Iraqis Shouldering More of Security Mission
By Jim Garamone
American Forces Press Service
WASHINGTON, Nov. 6, 2003 While the number of U.S. forces in Iraq will drop by May 2004, the security capability in the country will increase, DoD officials said today.
Part of this is because the United States is placing different capabilities in the country, but the main reason is because the Iraqis are shouldering an increasing portion of the security burden.
Defense Secretary Donald H. Rumsfeld and Joint Chiefs Chairman Air Force Gen. Richard B. Myers have always said it's important for Iraqis to pick up their country's security mission. And now that push is starting to pay off.
Each day, the number of Iraqis involved in security matters is increasing. Last week, DoD officials said there were around 80,000 Iraqis involved in the five security forces. Today, that number is 118,000.
The Iraqi security force will continue to grow. By the end of 2004, coalition officials hope the Iraqis will have around 200,000 members and be able to take over a large segment of the security mission.
The Iraqi police force is the largest security group with around 60,000 members. Iraqi police require at least eight weeks of training, and there are a number of training areas around the country. The ultimate goal is around 70,000 police.
The next largest security force is the Facilities Protection Service with around 35,000 members. The group maintains watch on fixed facilities such as oil lines, electrical pylons, powerhouses, hospitals and the like. The training for these forces is minimal. The Iraqi Governing Council estimates the country will need about 50,000 members in this force.

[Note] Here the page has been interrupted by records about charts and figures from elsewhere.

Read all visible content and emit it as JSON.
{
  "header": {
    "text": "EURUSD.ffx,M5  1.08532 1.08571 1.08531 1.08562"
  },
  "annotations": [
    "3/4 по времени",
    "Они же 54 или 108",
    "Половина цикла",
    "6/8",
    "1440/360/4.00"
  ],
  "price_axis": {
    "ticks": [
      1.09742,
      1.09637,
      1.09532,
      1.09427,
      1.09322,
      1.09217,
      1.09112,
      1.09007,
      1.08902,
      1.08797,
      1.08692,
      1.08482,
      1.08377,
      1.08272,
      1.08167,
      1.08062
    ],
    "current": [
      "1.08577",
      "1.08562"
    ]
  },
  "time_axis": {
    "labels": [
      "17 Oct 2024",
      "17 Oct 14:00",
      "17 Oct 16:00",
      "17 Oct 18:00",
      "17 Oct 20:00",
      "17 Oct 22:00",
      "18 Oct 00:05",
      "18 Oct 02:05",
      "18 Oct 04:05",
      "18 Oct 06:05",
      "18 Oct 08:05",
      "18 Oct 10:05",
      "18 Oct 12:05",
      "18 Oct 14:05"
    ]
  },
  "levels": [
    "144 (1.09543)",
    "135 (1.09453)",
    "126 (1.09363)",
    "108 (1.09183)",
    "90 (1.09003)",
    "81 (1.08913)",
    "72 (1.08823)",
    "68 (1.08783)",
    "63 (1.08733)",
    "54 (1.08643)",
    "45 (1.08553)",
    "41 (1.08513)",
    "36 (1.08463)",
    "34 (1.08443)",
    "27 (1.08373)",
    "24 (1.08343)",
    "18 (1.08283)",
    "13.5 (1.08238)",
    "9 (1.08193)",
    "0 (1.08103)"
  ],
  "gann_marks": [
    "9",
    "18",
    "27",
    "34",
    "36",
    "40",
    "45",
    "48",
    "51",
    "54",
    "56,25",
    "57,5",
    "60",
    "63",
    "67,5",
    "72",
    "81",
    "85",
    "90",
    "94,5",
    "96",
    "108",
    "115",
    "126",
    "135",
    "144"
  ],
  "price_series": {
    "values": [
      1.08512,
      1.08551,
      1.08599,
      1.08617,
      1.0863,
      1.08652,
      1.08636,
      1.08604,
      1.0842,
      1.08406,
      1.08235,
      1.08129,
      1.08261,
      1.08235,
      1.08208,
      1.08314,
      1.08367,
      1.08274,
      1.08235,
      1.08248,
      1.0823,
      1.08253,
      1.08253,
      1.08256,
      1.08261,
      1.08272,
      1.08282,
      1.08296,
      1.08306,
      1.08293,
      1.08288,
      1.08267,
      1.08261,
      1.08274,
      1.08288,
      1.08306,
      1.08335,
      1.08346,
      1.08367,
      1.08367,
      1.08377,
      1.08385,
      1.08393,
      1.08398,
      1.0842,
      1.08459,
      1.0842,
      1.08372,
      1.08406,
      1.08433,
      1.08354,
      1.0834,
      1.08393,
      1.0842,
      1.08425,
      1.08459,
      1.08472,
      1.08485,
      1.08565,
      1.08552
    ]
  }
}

The Border Patrol has about 12,000 members. The group is working to shut off smuggling from neighboring countries, foreign terrorists from coming into Iraq and former regime leaders from escaping the country.
The Civil Defense Force is a militia-like organization that is aiding coalition units. It numbers about 7,000 now, but officials would like to see it grow to 40,000. The force has proven its worth in a number of operations, most notably during a recent operation in Karbala, officials said.
The final piece to the security puzzle is the new Iraqi army. Currently with 700 men, the force will grow to 35,000. This is the most expensive security force. It requires new equipment and extensive training.
But the coalition is adding to the security forces quickly. The reasons are many: First, the programs are all now operating in various portions of the country. Second, the recruiting infrastructure is in place and many of those now in the security forces are urging friends to join. Third, the coalition pays decent wages.
The Iraqi security forces don't have the training or equipment that coalition forces do, but they speak the language and "they do live in the neighborhood," said Rumsfeld during a press briefing.
Myers said the now-signed supplemental request has money earmarked for training and equipping the forces. "It's certainly our obligation, and the obligation of the Governing Council and the ministries that are stood up, not to send Iraqis out to do tasks for which they're not properly organized, trained and equipped," he said.